Is their a requirement that PIC time must be logged relatively near the time at which it was done?
 
first thing the insurance company adjuster wanted to see was a copy of my tailwheel endorsement. the next two things were my medical date, and my pilots certificate.
 
In my case, the 3rd class medical satisfied the FSDO.
It's a fine technical point, and I suppose there are Inspectors out there who either don't know or don't particularly care about it as long as you haven't bent the plane or shown up for a practical test without the requisite item in your logbook.

Is their a requirement that PIC time must be logged relatively near the time at which it was done?
No. Just before the grandfathering date.
 
Your logbook is your responsibility. If you are lacking a required logbook endorsement, you better get one. As a CFI, I do not keep records into perpetuity.. If you complete a flight review in a tail wheel aircraft, the CFI can give you the endorsement at that time.

I kept training records on everything, not because of the FAA but more as a CYA against the leeches of society (lawyers).
 
So you are maintaining training records until your death? If liabilty is your concern, you certainly do not want to re-issue endorsements based on your training records. "Hey Mr. CFI, You signed me off ten years ago for a tail wheel and I lost my log book, will you re-issue?"

Didn't say I would now did I? And yes, those records are in storage with my other records back in the states.
 
Your logbook is your responsibility. If you are lacking a required logbook endorsement, you better get one. As a CFI, I do not keep records into perpetuity.. If you complete a flight review in a tail wheel aircraft, the CFI can give you the endorsement at that time.

The record of my endorsements are all in my logbooks and I'm never disposing of them. I duplicated my paper logs into an electronic version years ago and maintain both, so I can find any endorsement in the last 33 years in a few seconds.
 
So you are maintaining training records until your death? If liabilty is your concern, you certainly do not want to re-issue endorsements based on your training records. "Hey Mr. CFI, You signed me off ten years ago for a tail wheel and I lost my log book, will you re-issue?"

It hasn't come up, but if it did I wouldn't have a problem duplicating the endorsement for the date originally issued.

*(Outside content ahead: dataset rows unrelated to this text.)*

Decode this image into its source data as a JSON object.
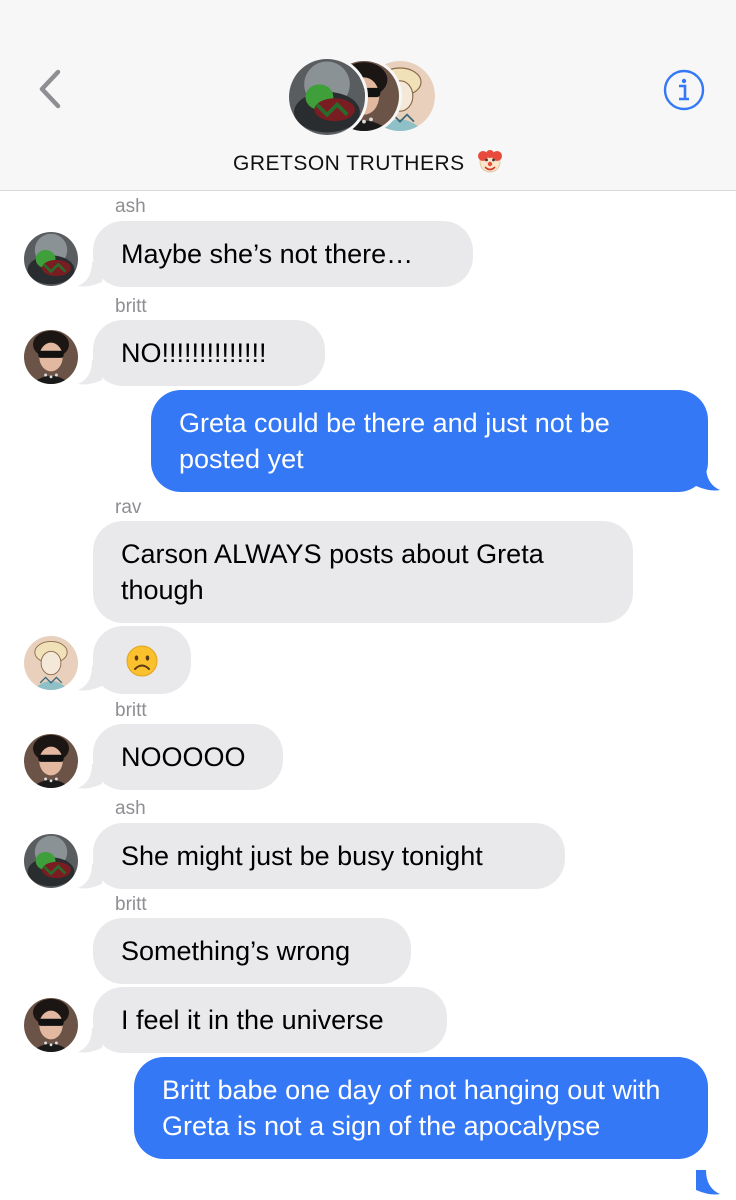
{
  "header": {
    "title": "GRETSON TRUTHERS",
    "title_emoji": "clown-face-emoji"
  },
  "colors": {
    "accent": "#3478f6",
    "incoming_bubble": "#e9e9eb",
    "header_bg": "#f7f7f7",
    "sender_label": "#8e8e93"
  },
  "messages": [
    {
      "sender": "ash",
      "text": "Maybe she’s not there…"
    },
    {
      "sender": "britt",
      "text": "NO!!!!!!!!!!!!!!"
    },
    {
      "sender": "me",
      "text": "Greta could be there and just not be posted yet"
    },
    {
      "sender": "rav",
      "text": "Carson ALWAYS posts about Greta though"
    },
    {
      "sender": "rav",
      "text": "☹️"
    },
    {
      "sender": "britt",
      "text": "NOOOOO"
    },
    {
      "sender": "ash",
      "text": "She might just be busy tonight"
    },
    {
      "sender": "britt",
      "text": "Something’s wrong"
    },
    {
      "sender": "britt",
      "text": "I feel it in the universe"
    },
    {
      "sender": "me",
      "text": "Britt babe one day of not hanging out with Greta is not a sign of the apocalypse"
    }
  ]
}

I probably wouldn't sign it with today's date.
 
For a lot of old guys it is more difficult to find the CFI who signed you off years ago than to get a new CFI to do the training over and get a new entry in your log.
 
(and the Chief Counsel long ago said solo time from the old days when solo was just "solo" and you didn't log PIC time until you got your PPL counts as PIC time for today's purposes)

It would be pretty funny if they determined otherwise since then you would have to conclude that their was no one in command of the plane flying around with a student pilot on board, which is a scary thought.:yikes:
 
Scary thought but it is true too often, even with certificated pilots
 
Even in an electronic format, technological changes to hardware and software require periodic work to maintain records. People leave aviation for a number of reasons: economic, medical, death, new endeavors. If you enjoy having a 30 year old record for a student who hasn't flown in twenty years, good for you.

The point was the records are in my logbooks (which is where most CFIs I know record them), so don't see a huge additional record-keeping burden.

In over 30 years no one has yet asked for an old endorsement, so it's not much of an issue.
 
(and the Chief Counsel long ago said solo time from the old days when solo was just "solo" and you didn't log PIC time until you got your PPL counts as PIC time for today's purposes)

It would be pretty funny if they determined otherwise since then you would have to conclude that their was no one in command of the plane flying around with a student pilot on board, which is a scary thought.:yikes:
Your humor is noted, but also keep mind that we're talking about logging PIC time, not being the PIC. The two are now and always have been separate issues covered by separate regulations. So, back then, the Student Pilot was indeed the PIC, but was not permitted to log PIC time, just like any Private Pilot today who lets a pilot-rated passenger manipulate the controls (unless the manipulator is hooded).